NBA teams not going to Disney considering joint practices, potential Summer League, per report

The NBA’s return to Orlando solves the league’s most pressing issues. It will generate revenue, give desperate fans something to watch and produce a 2020 NBA champion, but the league’s decision to bring only 22 teams to Disney has created a series of smaller problems that must now be addressed. Chief among them: What are the eight teams that won’t be making the trip to Central Florida do for the next six months? 

Considering the three months that they’ve already spent sidelined, waiting until next season would force those teams to wait nine months before playing competitive basketball. 

But according to ESPN’s Adrian Wojnarowski, they are considering a number of potential alternatives. They include: 

A series of workouts for two weeks in July, which would theoretically take place concurrently with the training camps teams in Orlando will hold.

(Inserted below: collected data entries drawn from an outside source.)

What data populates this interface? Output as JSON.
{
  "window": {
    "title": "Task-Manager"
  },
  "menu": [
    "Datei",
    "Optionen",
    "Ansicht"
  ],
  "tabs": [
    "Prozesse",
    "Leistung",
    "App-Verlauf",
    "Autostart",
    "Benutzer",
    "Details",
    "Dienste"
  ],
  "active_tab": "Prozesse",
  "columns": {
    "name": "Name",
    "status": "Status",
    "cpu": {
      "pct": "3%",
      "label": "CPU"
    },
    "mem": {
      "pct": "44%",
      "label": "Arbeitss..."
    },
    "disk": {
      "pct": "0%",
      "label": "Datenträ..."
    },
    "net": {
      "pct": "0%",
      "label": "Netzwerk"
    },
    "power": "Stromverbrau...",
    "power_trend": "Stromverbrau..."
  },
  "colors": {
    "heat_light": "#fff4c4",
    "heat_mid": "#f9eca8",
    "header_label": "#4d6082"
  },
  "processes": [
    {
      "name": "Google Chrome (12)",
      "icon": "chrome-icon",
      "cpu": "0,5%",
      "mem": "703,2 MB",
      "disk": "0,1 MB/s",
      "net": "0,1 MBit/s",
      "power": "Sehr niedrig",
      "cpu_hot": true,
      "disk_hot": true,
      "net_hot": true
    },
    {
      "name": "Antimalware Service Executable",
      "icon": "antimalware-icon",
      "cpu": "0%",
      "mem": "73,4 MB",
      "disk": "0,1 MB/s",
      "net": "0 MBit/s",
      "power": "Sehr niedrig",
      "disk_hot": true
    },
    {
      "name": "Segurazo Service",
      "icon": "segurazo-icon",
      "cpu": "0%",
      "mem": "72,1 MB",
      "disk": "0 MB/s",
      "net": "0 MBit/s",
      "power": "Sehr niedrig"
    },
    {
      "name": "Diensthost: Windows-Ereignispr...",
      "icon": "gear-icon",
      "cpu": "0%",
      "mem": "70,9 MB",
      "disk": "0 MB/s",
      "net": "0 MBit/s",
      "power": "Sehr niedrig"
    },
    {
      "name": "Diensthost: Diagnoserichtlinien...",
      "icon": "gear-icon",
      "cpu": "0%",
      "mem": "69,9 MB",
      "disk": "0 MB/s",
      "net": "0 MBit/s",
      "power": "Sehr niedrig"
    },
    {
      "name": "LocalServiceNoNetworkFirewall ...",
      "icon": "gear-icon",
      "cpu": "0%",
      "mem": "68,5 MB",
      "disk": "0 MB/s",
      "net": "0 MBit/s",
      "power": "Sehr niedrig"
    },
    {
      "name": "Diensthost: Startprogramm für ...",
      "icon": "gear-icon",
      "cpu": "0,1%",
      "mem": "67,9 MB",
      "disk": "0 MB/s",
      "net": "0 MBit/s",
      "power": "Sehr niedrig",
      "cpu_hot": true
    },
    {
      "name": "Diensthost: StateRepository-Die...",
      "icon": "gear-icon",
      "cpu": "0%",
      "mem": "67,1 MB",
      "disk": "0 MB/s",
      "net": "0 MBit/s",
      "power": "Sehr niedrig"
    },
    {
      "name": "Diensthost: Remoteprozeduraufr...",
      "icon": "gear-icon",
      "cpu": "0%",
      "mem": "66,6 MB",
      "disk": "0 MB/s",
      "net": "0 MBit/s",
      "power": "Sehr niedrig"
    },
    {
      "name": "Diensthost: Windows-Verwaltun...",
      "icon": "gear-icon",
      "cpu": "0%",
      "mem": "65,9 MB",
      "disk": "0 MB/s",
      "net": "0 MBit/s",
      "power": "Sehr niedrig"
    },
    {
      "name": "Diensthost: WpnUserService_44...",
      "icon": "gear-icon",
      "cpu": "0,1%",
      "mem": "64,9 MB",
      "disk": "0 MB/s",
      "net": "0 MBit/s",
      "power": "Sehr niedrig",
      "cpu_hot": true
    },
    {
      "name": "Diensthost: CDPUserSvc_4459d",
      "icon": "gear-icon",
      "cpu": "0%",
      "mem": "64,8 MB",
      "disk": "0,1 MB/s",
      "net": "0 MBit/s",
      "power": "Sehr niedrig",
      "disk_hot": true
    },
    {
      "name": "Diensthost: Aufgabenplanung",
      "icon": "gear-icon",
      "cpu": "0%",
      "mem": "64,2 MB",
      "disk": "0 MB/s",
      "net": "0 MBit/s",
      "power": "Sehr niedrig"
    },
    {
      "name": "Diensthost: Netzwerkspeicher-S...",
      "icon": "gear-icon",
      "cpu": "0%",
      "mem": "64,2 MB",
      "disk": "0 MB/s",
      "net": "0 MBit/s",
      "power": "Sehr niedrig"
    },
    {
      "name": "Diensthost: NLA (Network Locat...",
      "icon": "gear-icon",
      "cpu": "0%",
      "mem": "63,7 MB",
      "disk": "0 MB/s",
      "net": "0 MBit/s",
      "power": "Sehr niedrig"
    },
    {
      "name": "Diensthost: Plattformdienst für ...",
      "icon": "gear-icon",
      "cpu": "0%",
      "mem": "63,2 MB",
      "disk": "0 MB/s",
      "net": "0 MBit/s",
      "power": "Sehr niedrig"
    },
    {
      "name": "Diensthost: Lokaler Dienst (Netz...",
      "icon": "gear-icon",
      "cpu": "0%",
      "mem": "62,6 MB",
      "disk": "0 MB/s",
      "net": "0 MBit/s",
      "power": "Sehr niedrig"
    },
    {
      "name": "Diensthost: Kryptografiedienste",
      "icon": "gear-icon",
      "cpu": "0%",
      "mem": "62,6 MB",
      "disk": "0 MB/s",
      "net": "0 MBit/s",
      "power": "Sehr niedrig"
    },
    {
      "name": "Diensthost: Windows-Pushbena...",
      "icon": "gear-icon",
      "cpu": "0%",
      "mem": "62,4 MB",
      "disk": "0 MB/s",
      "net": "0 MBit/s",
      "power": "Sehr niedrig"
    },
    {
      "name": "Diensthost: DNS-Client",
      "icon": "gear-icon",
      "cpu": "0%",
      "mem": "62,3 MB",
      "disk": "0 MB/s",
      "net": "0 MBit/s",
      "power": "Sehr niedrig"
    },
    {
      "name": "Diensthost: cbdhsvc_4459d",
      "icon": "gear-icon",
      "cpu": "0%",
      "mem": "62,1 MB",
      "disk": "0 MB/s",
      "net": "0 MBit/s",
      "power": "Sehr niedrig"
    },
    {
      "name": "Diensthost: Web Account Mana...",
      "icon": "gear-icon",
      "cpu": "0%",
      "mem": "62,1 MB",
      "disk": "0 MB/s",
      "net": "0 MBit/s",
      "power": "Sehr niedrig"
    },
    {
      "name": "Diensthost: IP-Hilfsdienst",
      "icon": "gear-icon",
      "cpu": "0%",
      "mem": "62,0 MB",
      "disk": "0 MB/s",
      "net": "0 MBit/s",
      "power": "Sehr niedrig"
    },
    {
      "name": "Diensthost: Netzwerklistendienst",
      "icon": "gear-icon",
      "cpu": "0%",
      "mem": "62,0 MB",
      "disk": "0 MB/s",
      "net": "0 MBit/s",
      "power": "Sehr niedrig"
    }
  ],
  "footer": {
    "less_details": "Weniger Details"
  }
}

Some of these workouts would be voluntary while others would be mandatory. Regional minicamps that would include joint practices between teams in close geographic proximity. These would then conclude with a series of approximately three televised games. Organized team activities in September. The ability to start next season’s training camp seven to 10 days before the teams in Orlando. 

A typical offseason for lottery teams goes from mid-April through mid-October, or approximately six months. The last NBA game was played on March 11, and the current projection for the start of next season is Dec. 1. That date is expected to be pushed back even further. If it goes into January, those teams could be off for more than 10 months. Teams are worried about the potential rust that would be created upon returning next season, as well as the damage such a long unstructured period could do on their development. 

“Nine months is too long without organized basketball,” Hawks owner Tony Ressler told ESPN’s Ramona Shelburne. “We just can’t risk that. I think the league has heard that loud and clear. We are pushing to remain competitive. That’s what our players want. We were desperate to have something that helps us to stay competitive.”

No solution appears imminent at the moment. The league’s priority, for obvious reasons, will be maximizing the Disney return, but if it is at all safely possible for one of these solutions to give the NBA’s bottom eight teams a few games between now and next season, the league would likely welcome it.